過酷な状況に置かれたヘブライ人のことをいつも心配していたモーセは、今や、エホバが行おうとしていること、それも素晴らしい方法で行おうとしていることへの期待を膨らませます。

モーセはエホバから見捨てられていたわけではありませんでした。

むしろ、エホバは40年の間ずっとモーセのそばにいて、訓練を与えていました。

モーセが想像もしなかったような驚くべき割り当てを果たせるよう、準備させていたのです。

エホバはあなたにも同じようにします。

長い目で見、可能性に目を向けています。

成長させる方法も知っています。

忘れないでください。

エホバは一番良い時、ご自分の時にそうします。

エホバと同じ見方を持ちましょう。

変化が生じる時、それがどんなものであれ、それは1つのシーンにすぎず、映画全体ではありません。

1つの章にすぎず、本全体ではありません。

私たちは次にどうなるか知りませんが、エホバは知っています。

モーセはエホバの民をエジプトから救出し、共に何十年も荒野を旅しました。

その後、ヨシュアが後継者になりました。

申命 31:8で、モーセはヨシュアにこう言っています。

「[エホバは]あなたを見放したり見捨てたりはしません」

ヨシュアはこの言葉にとても励まされたでしょう。

モーセは昔学んだ教訓を忘れていなかったのです。

動揺しましたが、見捨てられていたわけではありませんでした。

次の聖句を書いたのは、そのことを実感していたからでしょう。

次の言葉がどの聖句か思い出せますか?

「至高者が与える隠れがに住む人は、全能者の陰にとどまる。
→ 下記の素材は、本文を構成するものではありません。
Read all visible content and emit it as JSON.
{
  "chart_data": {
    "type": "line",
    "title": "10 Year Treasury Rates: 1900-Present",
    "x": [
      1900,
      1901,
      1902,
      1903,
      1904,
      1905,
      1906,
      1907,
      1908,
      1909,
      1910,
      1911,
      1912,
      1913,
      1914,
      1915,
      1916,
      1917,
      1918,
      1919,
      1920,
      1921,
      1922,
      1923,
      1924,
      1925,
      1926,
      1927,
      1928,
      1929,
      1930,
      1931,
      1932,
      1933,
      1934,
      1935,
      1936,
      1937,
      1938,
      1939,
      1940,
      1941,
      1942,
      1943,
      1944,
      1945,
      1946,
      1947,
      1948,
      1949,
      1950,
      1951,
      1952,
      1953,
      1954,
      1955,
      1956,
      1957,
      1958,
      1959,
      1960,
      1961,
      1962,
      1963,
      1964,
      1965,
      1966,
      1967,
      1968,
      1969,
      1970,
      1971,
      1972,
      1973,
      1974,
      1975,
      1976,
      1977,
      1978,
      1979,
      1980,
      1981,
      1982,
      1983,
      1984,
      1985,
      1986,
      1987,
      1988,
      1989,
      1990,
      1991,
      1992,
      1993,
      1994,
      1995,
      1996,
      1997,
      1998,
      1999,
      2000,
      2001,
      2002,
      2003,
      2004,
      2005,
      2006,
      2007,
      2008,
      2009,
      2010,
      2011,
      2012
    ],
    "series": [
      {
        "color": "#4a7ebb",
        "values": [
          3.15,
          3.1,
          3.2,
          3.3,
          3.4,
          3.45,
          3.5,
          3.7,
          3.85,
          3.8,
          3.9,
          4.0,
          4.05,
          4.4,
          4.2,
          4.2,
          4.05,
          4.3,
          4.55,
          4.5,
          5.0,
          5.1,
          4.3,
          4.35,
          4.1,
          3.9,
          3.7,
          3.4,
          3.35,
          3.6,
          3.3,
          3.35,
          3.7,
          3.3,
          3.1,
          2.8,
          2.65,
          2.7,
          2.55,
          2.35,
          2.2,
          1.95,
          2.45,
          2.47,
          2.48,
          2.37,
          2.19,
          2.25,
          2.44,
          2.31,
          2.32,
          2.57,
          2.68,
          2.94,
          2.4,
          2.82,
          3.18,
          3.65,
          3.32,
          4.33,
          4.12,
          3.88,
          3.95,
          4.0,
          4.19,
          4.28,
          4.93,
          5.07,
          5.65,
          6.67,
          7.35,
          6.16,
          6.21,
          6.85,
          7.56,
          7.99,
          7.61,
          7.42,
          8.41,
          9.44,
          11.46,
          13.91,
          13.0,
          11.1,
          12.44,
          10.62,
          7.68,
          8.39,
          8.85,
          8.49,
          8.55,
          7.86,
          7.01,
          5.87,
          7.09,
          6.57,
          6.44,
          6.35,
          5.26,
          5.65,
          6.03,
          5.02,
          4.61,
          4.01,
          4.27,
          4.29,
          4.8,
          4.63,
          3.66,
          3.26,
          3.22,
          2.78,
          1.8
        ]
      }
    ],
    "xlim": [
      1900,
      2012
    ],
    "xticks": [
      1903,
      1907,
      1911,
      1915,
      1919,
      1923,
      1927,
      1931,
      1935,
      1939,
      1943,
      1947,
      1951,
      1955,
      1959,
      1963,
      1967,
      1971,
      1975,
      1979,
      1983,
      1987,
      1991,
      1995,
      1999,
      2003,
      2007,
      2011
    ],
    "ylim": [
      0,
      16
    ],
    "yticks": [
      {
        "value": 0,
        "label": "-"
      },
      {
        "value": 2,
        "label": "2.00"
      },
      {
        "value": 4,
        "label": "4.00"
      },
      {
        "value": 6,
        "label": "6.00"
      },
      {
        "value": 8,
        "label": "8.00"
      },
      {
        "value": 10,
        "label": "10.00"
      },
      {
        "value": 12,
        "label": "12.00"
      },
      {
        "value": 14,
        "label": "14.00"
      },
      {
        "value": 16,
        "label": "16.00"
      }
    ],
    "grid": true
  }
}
私はエホバに言う、『あなたは私の避難所、私のとりで、私が頼る私の神』」

なじみ深い聖句ですね。

詩編 91編です。

モーセは、順調な時にも難しい時にも、エホバが共にいることを心から確信していたのです。

皆さんもモーセのように、喜びや落胆を経験することでしょう。

そして、遅かれ早かれ変化も経験します。

愛着のある割り当てから離れることになるかもしれません。

がっかりするかもしれません。

そんなとき、変化の波に乗りますか?

波にのまれてしまいますか?

自分の価値が仕事や割り当てや立場で決まるわけではないことを覚えていれば、波に乗ることができるでしょう。

皆さんは神に愛され、これまで忠実に奉仕し、素晴らしい希望を与えられています。

そのことを心に留めているなら、変化を進んで受け入れることができるでしょう。

ほかにもできることがあります。

自分の経験を生かして人を助けることです。

人を進んで助けようとする人、動揺する状況が生じてもそうする人は、揺るぎない愛を持つ、十分に成長したクリスチャンといえます。

小さなことを、大きなことと同じように行いましょう。

小さな仕事を大きな心で行うのです。

それは今の生活と新しい世界での生活のための訓練になります。

忘れないでください、どんな立場になるかよりもずっと大切なのは、どんな見方を持つかということです。

エホバが注目するのは、あなたの立場ではなく、あなたの見方なのです。

結論です、変化は生じます。

世の中は変化します。

状況も、私たちも変化します。

でも、エホバは変化しません。

神の言葉も、あなたに対するエホバの愛も変化しません。

たとえ動揺する状況が生じても、あなたは決して見捨てられているわけではないのです。